Chatbots can’t triage every type of problem that crops up in customer service — far from it. To take one example, an IBM-powered chatbot deployed two years ago by G.M. Financial, the financial services arm of General Motors, can only resolve about 60% of customer inquiries. (Initially, it resolved less than 10%.) Studies also find that customers dislike addressing important matters with a chatbot, like rescheduling an upcoming medical treatment or discussing financial difficulties.

Indeed, most people have a complicated relationship with chatbots, as illustrated by a January Verint survey of 1,000 consumers. Nearly one-third said that they “rarely” or “never” feel understood by a chatbot while over 30% said they “always” or “often” abandon their efforts to resolve an issue when interacting with a chatbot.

“Chatbots need to move beyond micro-smarts to become intelligent systems that deliver advanced understanding, assistance, and intelligence. ‘Beyond the bot’ conversational AI systems can carry on true contextual conversation, complete with clarifications or a subsequent choice by users,” Verint’s Jen Snell said in a statement accompanying the report. “These supercharged chatbots are supported by deep domain expertise, so their comprehension of user intent goes way beyond generic natural language processing. They are also highly integrated with many systems of record to ensure effective issue resolution and the delivery of the right information.”

But some within the industry remain bullish about chatbots — or, more accurately, their potential. According to a 2019 survey from Forrester, 89% of customer service decision makers believe chatbots and virtual agents are useful technologies for personalizing customer interactions. Juniper, for its part, pegs the operational cost savings from using chatbots in banking alone at $7.3 billion globally by 2023, up from $209 million in 2019.

Investors appear to be convinced. Yellow.ai, a startup developing an AI-driven chatbot platform, raised $78 million in a funding round last August. Chatbot development platform Gupshup — which today announced that it acquired Active.AI, a financial services-focused conversational AI startup — nabbed $100 million in April 2021 at a $1.4 billion valuation.

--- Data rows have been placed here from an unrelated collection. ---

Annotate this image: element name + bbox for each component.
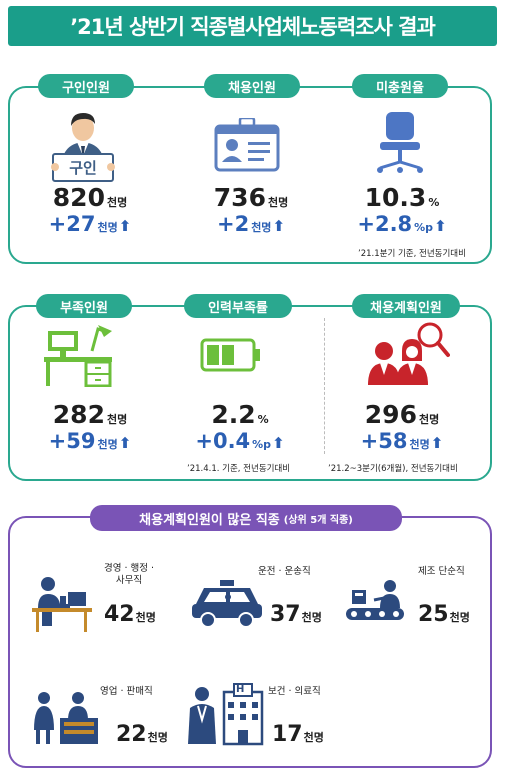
hires-value: 736 천명 <box>213 183 289 212</box>
office-worker-icon <box>32 577 92 632</box>
sales-job-value: 22천명 <box>116 722 168 747</box>
taxi-icon <box>192 580 262 628</box>
shortage-rate-pill: 인력부족률 <box>184 294 292 318</box>
sales-job-label: 영업 · 판매직 <box>100 686 153 697</box>
hires-pill: 채용인원 <box>204 74 300 98</box>
healthcare-job-value: 17천명 <box>272 722 324 747</box>
conveyor-worker-icon <box>346 580 404 620</box>
planned-hires-change: +58 천명⬆ <box>360 429 444 453</box>
manufacturing-job-value: 25천명 <box>418 602 470 627</box>
q1-basis-note: ’21.1분기 기준, 전년동기대비 <box>358 249 466 259</box>
sales-clerk-icon <box>34 692 98 744</box>
unfilled-rate-pill: 미충원율 <box>352 74 448 98</box>
office-job-value: 42천명 <box>104 602 156 627</box>
title-bar: ’21년 상반기 직종별사업체노동력조사 결과 <box>8 6 497 46</box>
section-divider <box>324 318 325 454</box>
job-openings-change: +27 천명⬆ <box>48 212 132 236</box>
hires-change: +2 천명⬆ <box>216 212 286 236</box>
shortage-pill: 부족인원 <box>36 294 132 318</box>
planned-hires-pill: 채용계획인원 <box>352 294 460 318</box>
empty-chair-icon <box>377 112 423 173</box>
hospital-doctor-icon <box>188 683 264 746</box>
job-seeker-icon <box>51 113 115 182</box>
planned-hires-value: 296 천명 <box>364 400 440 429</box>
shortage-basis-note: ’21.4.1. 기준, 전년동기대비 <box>187 464 291 474</box>
driver-job-value: 37천명 <box>270 602 322 627</box>
id-card-icon <box>214 118 280 172</box>
labor-shortage-panel <box>8 305 492 481</box>
office-job-label: 경영 · 행정 · 사무직 <box>104 563 155 586</box>
empty-desk-icon <box>44 325 112 387</box>
driver-job-label: 운전 · 운송직 <box>258 566 311 577</box>
shortage-value: 282 천명 <box>52 400 128 429</box>
job-openings-value: 820 천명 <box>52 183 128 212</box>
unfilled-rate-value: 10.3% <box>364 183 440 212</box>
healthcare-job-label: 보건 · 의료직 <box>268 686 321 697</box>
page-title: ’21년 상반기 직종별사업체노동력조사 결과 <box>70 15 436 39</box>
manufacturing-job-label: 제조 단순직 <box>418 566 465 577</box>
job-seeker-badge: 구인 <box>69 159 97 177</box>
shortage-rate-value: 2.2% <box>211 400 269 429</box>
planned-hires-basis-note: ’21.2~3분기(6개월), 전년동기대비 <box>328 464 458 474</box>
shortage-change: +59 천명⬆ <box>48 429 132 453</box>
job-openings-pill: 구인인원 <box>38 74 134 98</box>
unfilled-rate-change: +2.8 %p⬆ <box>357 212 447 236</box>
recruitment-search-icon <box>368 322 450 385</box>
shortage-rate-change: +0.4 %p⬆ <box>195 429 285 453</box>
top-occupations-pill: 채용계획인원이 많은 직종 (상위 5개 직종) <box>90 505 402 531</box>
hospital-sign-icon: H <box>236 684 245 695</box>
low-battery-icon <box>200 338 260 372</box>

“Business leaders are trying to figure out how to handle the massive increase in online inquiries originating from shoppers trying to find the right product or from customers needing help with something already purchased. Even if a company increases its budget, in today’s tight labor market, it’s impossible to find people to do all the work,” Myer said. “Our buyers are looking for ways to optimize their customer interactions so that they can meet the increased demand without sacrificing customer experience.”

Having recently acquired e-commerce chatbot vendor Snaps and rolled out automatic language translation for agents, Quiq plans to grow its workforce from 66 employees to 100 by 2023, focusing on marketing and sales. Quiq’s total capital raised stands at $47.5 million.